Friedensdemonstration in Bremerhaven gegen „Defender Europe 2020“

Bremerhaven/Bremen. Die Bremerhavener „Initiative Mut zum Frieden“ und das Bremer Friedensforum rufen am Samstag, 22. Februar, zu einer Demonstration anlässlich des Großmanövers „Defender 2020“ in Bremerhaven auf. Start ist um 11 Uhr an der Großen Kirche, Bürgermeister-Smidt-Straße 45, die Abschlusskundgebung findet am Zolltor Roter Sand statt.

Der Termin (22. Februar) wurde im Hinblick darauf gewählt, dass mehrere Zeitungen für diesen Tag die Anlandung von Kriegsgerät in der Seestadt ankündigten.

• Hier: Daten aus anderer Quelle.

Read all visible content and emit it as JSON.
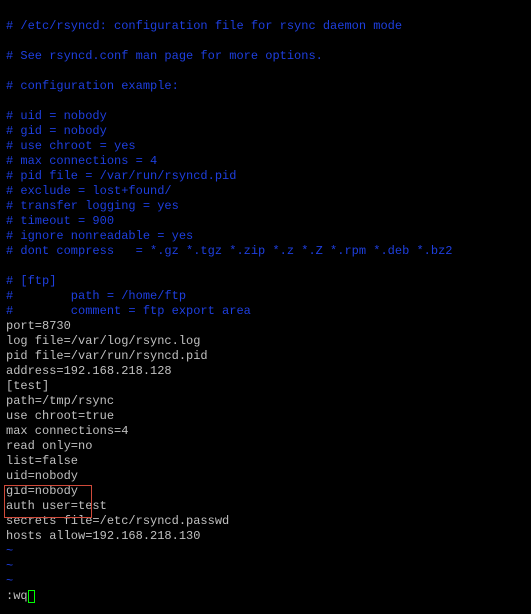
{
  "lines": {
    "c1": "# /etc/rsyncd: configuration file for rsync daemon mode",
    "c2": "",
    "c3": "# See rsyncd.conf man page for more options.",
    "c4": "",
    "c5": "# configuration example:",
    "c6": "",
    "c7": "# uid = nobody",
    "c8": "# gid = nobody",
    "c9": "# use chroot = yes",
    "c10": "# max connections = 4",
    "c11": "# pid file = /var/run/rsyncd.pid",
    "c12": "# exclude = lost+found/",
    "c13": "# transfer logging = yes",
    "c14": "# timeout = 900",
    "c15": "# ignore nonreadable = yes",
    "c16": "# dont compress   = *.gz *.tgz *.zip *.z *.Z *.rpm *.deb *.bz2",
    "c17": "",
    "c18": "# [ftp]",
    "c19": "#        path = /home/ftp",
    "c20": "#        comment = ftp export area",
    "p1": "port=8730",
    "p2": "log file=/var/log/rsync.log",
    "p3": "pid file=/var/run/rsyncd.pid",
    "p4": "address=192.168.218.128",
    "p5": "[test]",
    "p6": "path=/tmp/rsync",
    "p7": "use chroot=true",
    "p8": "max connections=4",
    "p9": "read only=no",
    "p10": "list=false",
    "p11": "uid=nobody",
    "p12": "gid=nobody",
    "p13": "auth user=test",
    "p14": "secrets file=/etc/rsyncd.passwd",
    "p15": "hosts allow=192.168.218.130",
    "t1": "~",
    "t2": "~",
    "t3": "~",
    "cmd": ":wq"
  }
}
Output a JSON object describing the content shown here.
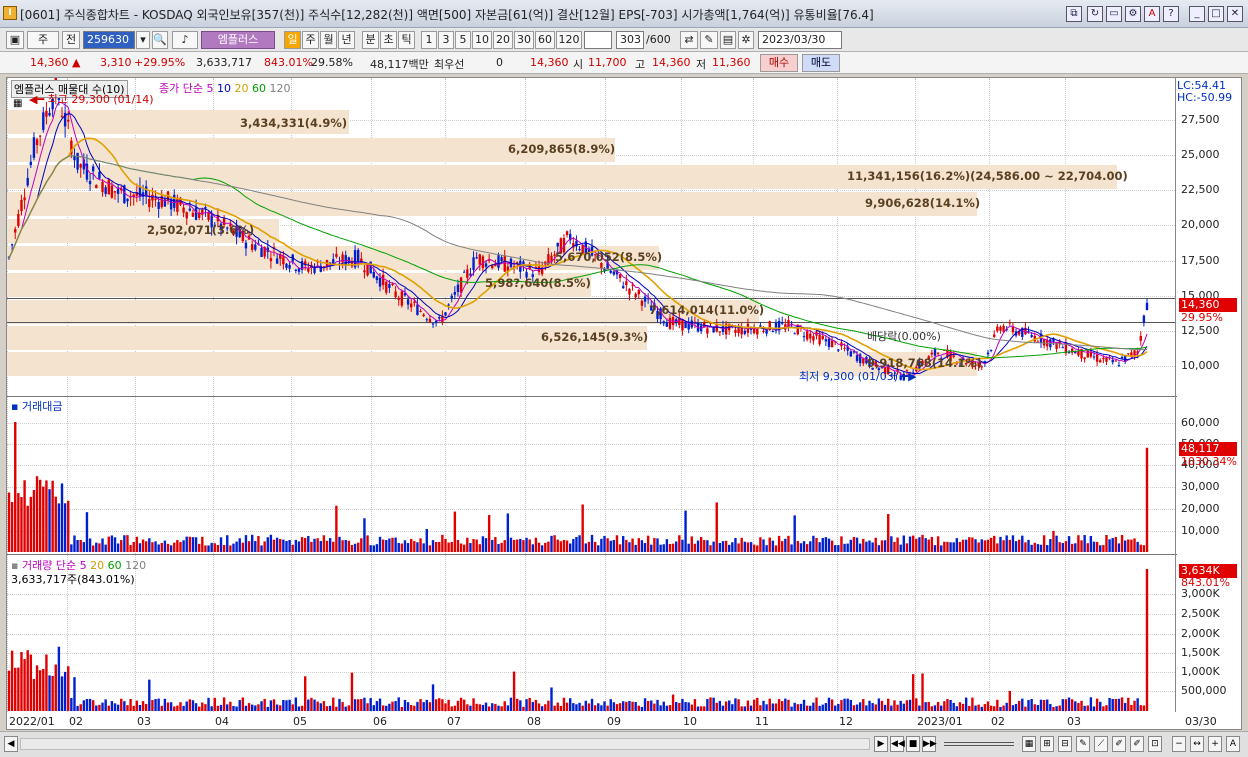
{
  "window": {
    "title": "[0601] 주식종합차트 - KOSDAQ 외국인보유[357(천)] 주식수[12,282(천)] 액면[500] 자본금[61(억)] 결산[12월] EPS[-703] 시가총액[1,764(억)] 유통비율[76.4]",
    "icon": "app-icon"
  },
  "toolbar": {
    "stock_type": "주",
    "period": "전",
    "code": "259630",
    "cond_label": "엠플러스",
    "periods": [
      "일",
      "주",
      "월",
      "년",
      "분",
      "초",
      "틱"
    ],
    "minutes": [
      "1",
      "3",
      "5",
      "10",
      "20",
      "30",
      "60",
      "120"
    ],
    "count": "303",
    "count_total": "/600",
    "date": "2023/03/30"
  },
  "quote": {
    "price": "14,360",
    "change": "3,310",
    "change_pct": "+29.95%",
    "volume": "3,633,717",
    "vol_ratio": "843.01%",
    "turnover": "29.58%",
    "amount": "48,117백만",
    "best_label": "최우선",
    "best_val": "0",
    "open_label": "시",
    "open": "11,700",
    "high_label": "고",
    "high": "14,360",
    "low_label": "저",
    "low": "11,360",
    "buy": "매수",
    "sell": "매도"
  },
  "price_panel": {
    "legend_name": "엠플러스 매물대 수(10)",
    "ma_label": "종가 단순",
    "ma": [
      "5",
      "10",
      "20",
      "60",
      "120"
    ],
    "max_label": "최고 29,300 (01/14)",
    "min_label": "최저 9,300 (01/03)",
    "lc": "LC:54.41",
    "hc": "HC:-50.99",
    "price_tag": "14,360",
    "pct_tag": "29.95%",
    "div_label": "배당락(0.00%)",
    "yticks": [
      "27,500",
      "25,000",
      "22,500",
      "20,000",
      "17,500",
      "15,000",
      "12,500",
      "10,000"
    ],
    "profile": [
      "3,434,331(4.9%)",
      "6,209,865(8.9%)",
      "11,341,156(16.2%)(24,586.00 ~ 22,704.00)",
      "9,906,628(14.1%)",
      "2,502,071(3.6%)",
      "5,670,052(8.5%)",
      "5,98?,640(8.5%)",
      "7,614,014(11.0%)",
      "6,526,145(9.3%)",
      "9,918,768(14.1%)"
    ]
  },
  "amount_panel": {
    "title": "거래대금",
    "value_tag": "48,117",
    "pct_tag": "1030.34%",
    "yticks": [
      "60,000",
      "50,000",
      "40,000",
      "30,000",
      "20,000",
      "10,000"
    ]
  },
  "volume_panel": {
    "title": "거래량",
    "ma_label": "단순",
    "ma": [
      "5",
      "20",
      "60",
      "120"
    ],
    "value_label": "3,633,717주(843.01%)",
    "value_tag": "3,634K",
    "pct_tag": "843.01%",
    "yticks": [
      "3,000K",
      "2,500K",
      "2,000K",
      "1,500K",
      "1,000K",
      "500,000"
    ]
  },
  "xaxis": [
    "2022/01",
    "02",
    "03",
    "04",
    "05",
    "06",
    "07",
    "08",
    "09",
    "10",
    "11",
    "12",
    "2023/01",
    "02",
    "03",
    "03/30"
  ],
  "colors": {
    "up": "#e00000",
    "down": "#0020d0",
    "ma5": "#c000c0",
    "ma10": "#0000c0",
    "ma20": "#e0a000",
    "ma60": "#00a000",
    "ma120": "#808080",
    "profile": "#f4e4cf"
  },
  "chart_data": {
    "type": "candlestick",
    "title": "",
    "price_range": [
      8500,
      29600
    ],
    "start_price": 17500,
    "end_price": 14360,
    "max": 29300,
    "min": 9300,
    "amount_last": 48117,
    "volume_last": 3633717
  }
}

Die Demonstration dürfte auch bundesweites Interesse hervorrufen, handelt es sich doch um eine der ersten größeren Aktion gegen „Defender Europe 2020“. Die Medienberichte lassen bereits erahnen, welche Ausmaße diese Kriegsübung haben wird.

Die größte US-Truppenverlegung nach Europa seit 25 Jahren läuft über Bremerhaven. Wir haben die begründete Vermutung, dass das militärische Gerät mit dem RoRo-Frachter Endurance geliefert wird, der am 19. Februar abends in Bremerhaven festmachen soll. Der Aufruf zur Demonstration in Bremerhaven enthält vier Forderungen:

  • Keine Kriegsgeräte über Bremerhaven,
  • Entspannungspolitik und politische Konfliktlösungen statt militärischer Konfrontation,
  • Kooperation mit Russland in einem gemeinsamen Haus Europa,
  • konsequente Abrüstung und Nutzung der freiwerdenden Mittel für soziale und ökologische Aufgaben.

Unterstützung haben bisher weitere Organisationen signalisiert, so die DFG-VK, VVN-BdA, Die Linke, Aufstehen und das Netzwerk Friedenskooperative Wesermarsch.

Zwei Links zur eigenen Recherche:

https://www.marinetraffic.com zeigt in einer Live Map den Ort aller Schiffe an, bei der Eingabe des Schiffsnamens erhält man detaillierte Auskünfte. https://www.arcshipping.com ist die Homepage der Schifffahrtsgesellschaft, die die Militärtransporte in der Vergangenheit immer vorgenommen hat. Bei SCHEDULE werden Fahrpläne ausgegeben – die Endurance ist allerdings nicht dabei, was wir als Zeichen werten, dass sie keine zivile Fracht an Bord hat.